Allí también había una bolsa grande, negra; era con la que solía verlo ir y venir del circuito, y una maleta de mano, una de esas que algunas mujeres usan de neceser de viaje. No me sorprendió ser testigo de su pulcritud, de lo organizado que era; probablemente ya estuviese listo para partir la mañana siguiente.
—Éste no es el mejor sitio —susurró acariciando con una mano mi mejilla y con la otra mi cuello—, te preferiría en mi casa, en Mónaco.
—No veo la hora de estar allí contigo. Quiero comprobar si tienes tu habitación así de ordenada, ver si tienes ropa sucia tirada por los rincones o restos de comida debajo de la cama. —Reí—. Me muero de ganas por conocer dónde vives, de ver tus cosas, de estar allí, rodeada de tu perfume. —Me apreté contra él—. Por lo pronto, deberé contentarme con esto.
—Menos mal que puedes conformarte con esto por el momento. —Movió su cuerpo, juguetón, sobre el mío al tiempo que reía.
Por poco me estalla el cerebro al sentirlo; Pedro me deseaba tanto como yo a él.
—Y no, no escondo restos de comida debajo de la cama, ni dejo la ropa sucia tirada por ahí. Con tanto viaje aprendes a ser ordenado y disciplinado. Es eso o, con tanto ir y venir, pierdes hasta la cabeza. No me resultó fácil acostumbrarme a ser así de metódico, y aún menos lo fue amoldarme a serlo de adolescente, sobre todo porque eso implicaba llevar un orden y un cuidado de mi medicación y mis necesidades, de las que prefería no tener que depender.
—Eres mi héroe, ¿lo sabes?
—¿Por qué?, ¿por no dejar ropa sucia tirada por el suelo? Te lo advierto: cuando me ducho, mojo todo el baño. ¿Eso a las mujeres os fastidia, no?

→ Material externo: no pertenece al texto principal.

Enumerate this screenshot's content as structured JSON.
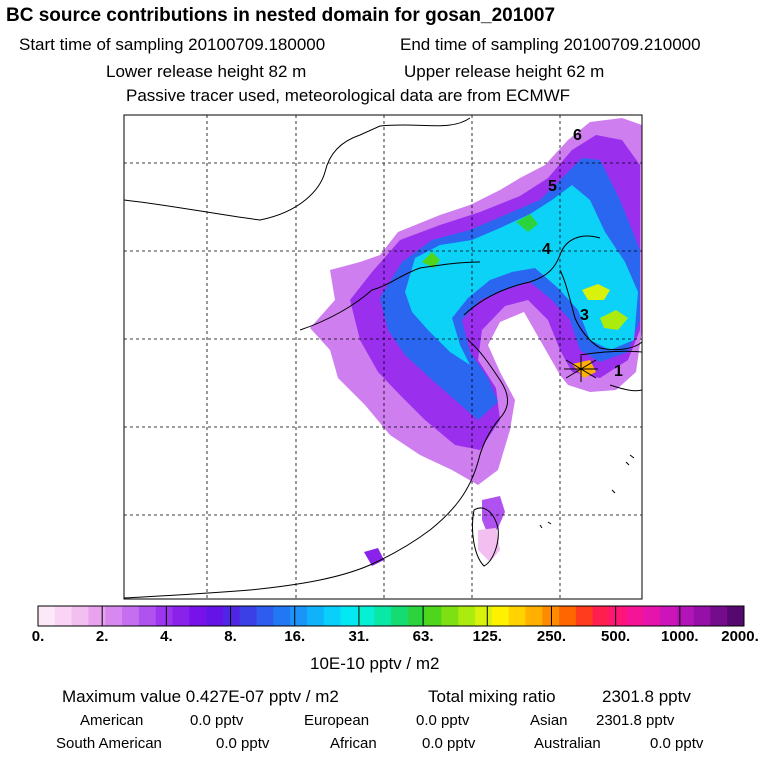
{
  "header": {
    "title": "BC  source contributions in nested domain for gosan_201007",
    "start_time": "Start time of sampling 20100709.180000",
    "end_time": "End time of sampling 20100709.210000",
    "lower_release": "Lower release height   82 m",
    "upper_release": "Upper release height   62 m",
    "tracer_note": "Passive tracer used, meteorological data are from ECMWF"
  },
  "map": {
    "trajectory_labels": [
      "1",
      "3",
      "4",
      "5",
      "6"
    ]
  },
  "colorbar": {
    "tick_labels": [
      "0.",
      "2.",
      "4.",
      "8.",
      "16.",
      "31.",
      "63.",
      "125.",
      "250.",
      "500.",
      "1000.",
      "2000."
    ],
    "units": "10E-10 pptv / m2",
    "colors": [
      "#fde8f8",
      "#f9d4f4",
      "#f3bff1",
      "#e9a3ee",
      "#d789f0",
      "#c56ff0",
      "#b052ef",
      "#9b35ee",
      "#8a22ec",
      "#7713ea",
      "#6414e6",
      "#5025e3",
      "#3a40e6",
      "#2d5cee",
      "#2277f4",
      "#1a94f8",
      "#10b2fa",
      "#08d0fb",
      "#04e8f4",
      "#05f0d4",
      "#0ae8a6",
      "#15dc72",
      "#2bd43c",
      "#4ed51c",
      "#7ee012",
      "#aceb0e",
      "#d9f20b",
      "#fff200",
      "#ffd200",
      "#ffb000",
      "#ff8c00",
      "#ff6600",
      "#ff3c1e",
      "#ff1e50",
      "#ff1478",
      "#f51496",
      "#e414ad",
      "#cd14b8",
      "#b314b7",
      "#9410a6",
      "#740c8c",
      "#560871"
    ]
  },
  "stats": {
    "max_label": "Maximum value  0.427E-07 pptv / m2",
    "total_label": "Total mixing ratio",
    "total_value": "2301.8 pptv",
    "regions": [
      {
        "name": "American",
        "value": "0.0 pptv"
      },
      {
        "name": "European",
        "value": "0.0 pptv"
      },
      {
        "name": "Asian",
        "value": "2301.8 pptv"
      },
      {
        "name": "South American",
        "value": "0.0 pptv"
      },
      {
        "name": "African",
        "value": "0.0 pptv"
      },
      {
        "name": "Australian",
        "value": "0.0 pptv"
      }
    ]
  }
}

—Por tu fuerza de voluntad, idiota.
—Solamente tuve que esforzarme por amoldar esa realidad a mi vida; era eso o la derrota y, como te imaginarás, no me gusta nada perder —canturreó meneando la cabeza.
—Lo llevas con entereza.
Pedro rio.
—No te creas... Tengo días de mierda, días en que odio mi cuerpo por estar enfermo, días en que me fastidia saber que por ahí hay gente que no tiene que lidiar con esto. Sé que hay personas que están mucho más enfermas que yo — meneó la cabeza—, pero a veces, simplemente, estoy cansado y me pongo de mal humor y quiero gritar y...
Acuné su rostro con mis manos.
—Allí estaré yo para ti. Cuando tengas ganas de gritar, cuando tengas días de mierda, allí quiero estar para ti.
—No soy un héroe —me dijo mirándome muy serio—. A veces soy simplemente muy yo, y tú siempre pareces tan decidida a sonreír, a ser feliz...
—Ok, mejor dejamos de idealizarnos el uno al otro y vuelves a besarme.
Y eso hizo. La boca de Pedro aterrizó sobre mis labios, dulce, cuidadosa, tomando todo de mí muy despacio, demostrándome que valoraba eso gota a gota, sin intención de perderse ni un solo segundo por llegar al final. Así como disfrutaba de toda la carrera desde la parrilla de salida hasta la meta, incluyendo cada curva, cada sobrepaso, las entradas a boxes y los cambios de clima, Pedro me besó para saciarse de mí, para permitirme reconocerlo en cada
movimiento, en cada inspiración, incluso en aquellos momentos en que, involuntariamente o no, se apartaba un poco de mí o tocaba tal o cual parte de mi cuerpo.
Tener sus manos en mi cabello cuando yo creía que lo odiaba... su fuerte torso pegado al mío, casi plano; sus manos alrededor de mi cintura, en un abrazo tierno y al mismo tiempo candente.
Poder conocer a alguien cuando lo único que habla es su cuerpo no tiene precio, y eso me permitió hacer Pedro mientras nos dedicábamos besos y caricias.